An Unprecedented CryptoJacking Boom
According to analysis via the Publicwww code search engine, there are over 16,000 websites infected with the Coinhive miner. At the start of last year, when the crypto market was experiencing unprecedented growth, statistics revealed that over 50,000 sites were using the software. This year, the figures have dwindled given the current bear market. Checkpoint goes on to state that Coinhive has affected over 10% of global organizations. It also mentions the fact that Coinhive has been the number one mining malware for 13 months straight. The other contenders for the top spot of cryptojacker include Cryptoloot, Jsecoin, and XMRig.
Hackers Using CMS-Based Exploits
In 2018, security researcher, Troy Mursch exposed a cryptojacking scheme that took advantage of vulnerable versions of the Drupal CMS to spread mining malware. A few major sites were infected, including the San Diego Zoo and Lenovo. Other popular sites such as the Los Angeles Times, Showtime, and Blackberry had also fallen victim to the malware. In total, over 400 websites were exposed. The harsh reality of having popular sites becoming infected is that they enjoy enormous traffic numbers and thus the risk of spreading malware to millions of devices is higher. Moreover, crypto hackers can remotely access their mined coins and withdraw all mined coins without breaking a sweat.

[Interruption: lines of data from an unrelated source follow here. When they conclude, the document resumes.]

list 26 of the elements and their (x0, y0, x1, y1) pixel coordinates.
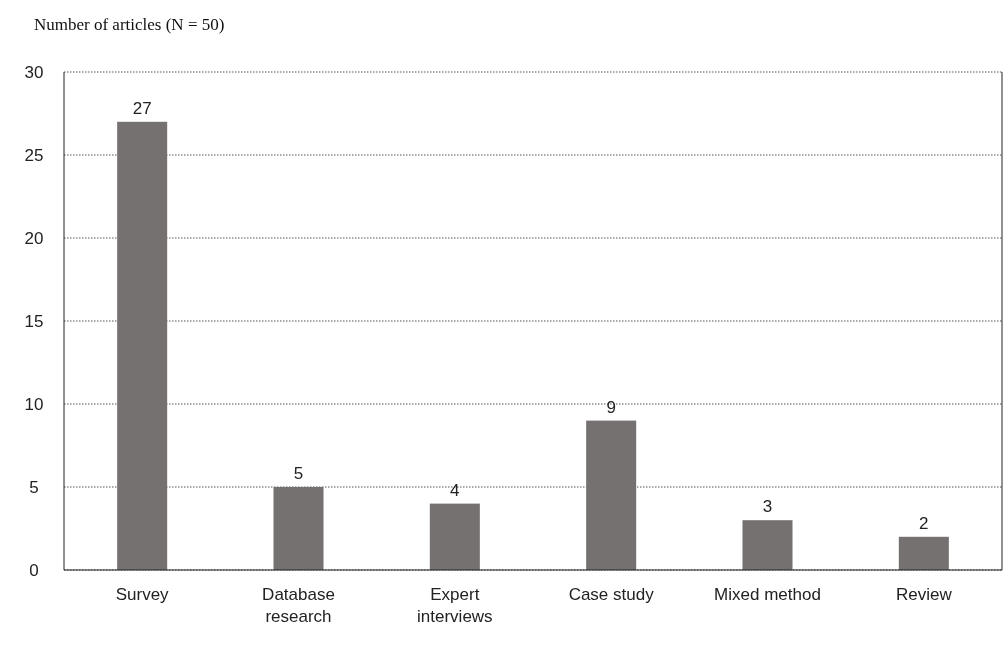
x-tick-label: Survey (115, 585, 170, 604)
y-tick-label: 15 (24, 312, 44, 331)
x-tick-label: Expert interviews (417, 585, 493, 626)
chart-title: Number of articles (N = 50) (34, 15, 225, 34)
data-label: 5 (293, 464, 304, 483)
data-label: 9 (606, 397, 616, 417)
data-label: 2 (919, 513, 929, 533)
x-tick-label: Database research (262, 585, 335, 626)
y-tick-label: 10 (24, 395, 44, 414)
x-tick-label: Case study (568, 585, 655, 604)
bar (742, 520, 793, 570)
bar (586, 420, 637, 570)
x-tick-label: Mixed method (714, 585, 821, 604)
x-tick-label: Review (895, 585, 953, 604)
bar (898, 536, 949, 570)
bar (429, 503, 480, 570)
y-tick-label: 30 (24, 63, 44, 82)
y-tick-label: 5 (29, 478, 39, 497)
data-label: 27 (132, 98, 152, 118)
bar (273, 487, 324, 570)
bar (117, 121, 168, 570)
y-tick-label: 20 (24, 229, 44, 248)
y-tick-label: 25 (24, 146, 44, 165)
y-tick-label: 0 (29, 561, 39, 580)
data-label: 3 (762, 497, 773, 517)
data-label: 4 (450, 480, 460, 500)
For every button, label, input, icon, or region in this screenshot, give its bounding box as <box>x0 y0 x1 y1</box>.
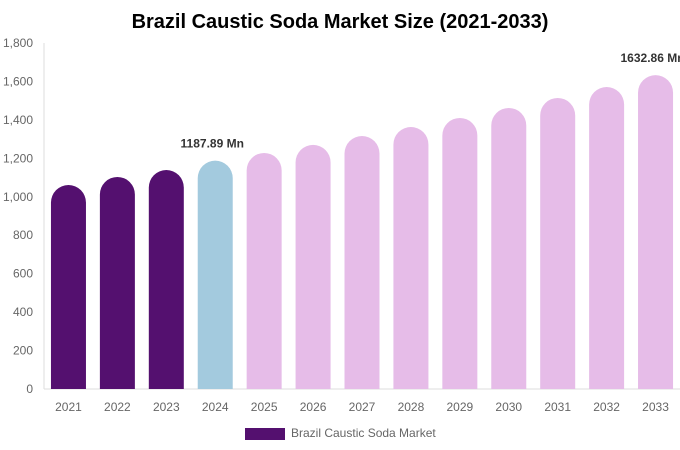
y-tick-label: 1,000 <box>3 190 33 204</box>
x-tick-label: 2022 <box>104 400 131 414</box>
y-tick-label: 1,800 <box>3 36 33 50</box>
x-tick-label: 2023 <box>153 400 180 414</box>
bar-2029 <box>442 117 478 389</box>
bar-2030 <box>491 107 527 390</box>
y-tick-label: 200 <box>13 344 33 358</box>
y-tick-label: 800 <box>13 228 33 242</box>
x-tick-label: 2027 <box>349 400 376 414</box>
bar-2022 <box>99 176 135 389</box>
y-tick-label: 600 <box>13 267 33 281</box>
bar-2027 <box>344 136 380 389</box>
bar-2023 <box>148 170 184 389</box>
bar-2028 <box>393 127 429 389</box>
data-label: 1187.89 Mn <box>181 137 244 151</box>
y-tick-label: 400 <box>13 305 33 319</box>
bar-2021 <box>50 185 86 389</box>
legend-label: Brazil Caustic Soda Market <box>291 426 436 440</box>
x-tick-label: 2026 <box>300 400 327 414</box>
x-tick-label: 2021 <box>55 400 82 414</box>
bar-2033 <box>638 75 674 389</box>
y-tick-label: 1,600 <box>3 74 33 88</box>
x-tick-label: 2025 <box>251 400 278 414</box>
x-tick-label: 2032 <box>593 400 620 414</box>
bar-2031 <box>540 97 576 389</box>
bar-2024 <box>197 160 233 389</box>
bar-2025 <box>246 152 282 389</box>
x-tick-label: 2033 <box>642 400 669 414</box>
x-tick-label: 2024 <box>202 400 229 414</box>
legend-swatch <box>245 428 285 440</box>
x-tick-label: 2028 <box>398 400 425 414</box>
chart-title: Brazil Caustic Soda Market Size (2021-20… <box>132 11 549 33</box>
x-tick-label: 2030 <box>495 400 522 414</box>
y-tick-label: 1,400 <box>3 113 33 127</box>
data-label: 1632.86 Mn <box>621 51 680 65</box>
bar-2032 <box>589 87 625 389</box>
x-tick-label: 2031 <box>544 400 571 414</box>
y-tick-label: 0 <box>26 382 33 396</box>
y-tick-label: 1,200 <box>3 151 33 165</box>
x-tick-label: 2029 <box>446 400 473 414</box>
bar-2026 <box>295 144 331 389</box>
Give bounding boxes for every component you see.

Hackers are Becoming Sophisticated
In the past year, according to a McAfee report, mining malware attacks have increased by over 4,000%. This reveals how sophisticated and driven hackers are at conducting attacks. Crypto researcher Remco Verhoef made the most recent discovery: Remco found out that a particular mining malware targeted the Mac OS. The technique for getting the malware to the Mac was straightforward. The hacker would broadcast messages on crypto chat boards via their Mac to fix a crypto transfer completion bug. Once a user executed this command, the hacker would gain access to the computer and install crypto mining malware remotely.
The Bottom Line
While preventing cryptojacking may be a difficult challenge, some healthy cyber practices can keep it at bay. For instance, never click on links you don’t trust. Also, don’t be fooled by any HTTPS site. It may be infected as well. Your best bet is installing anti-phishing software, an adblocker, and an antivirus. These may help minimize the risk of falling for hidden mining malware. Although cryptojacking cases have increased over the last two years, figures reveal that attacks have actually slightly subsided in terms of annual percentage increases. The most likely explanation for this is the bearish trend that the crypto market has been stuck in for some time now, meaning these figures are bound to rise once we hit a bull run. This shows that there’s both good and bad with everything, so stay safe out there!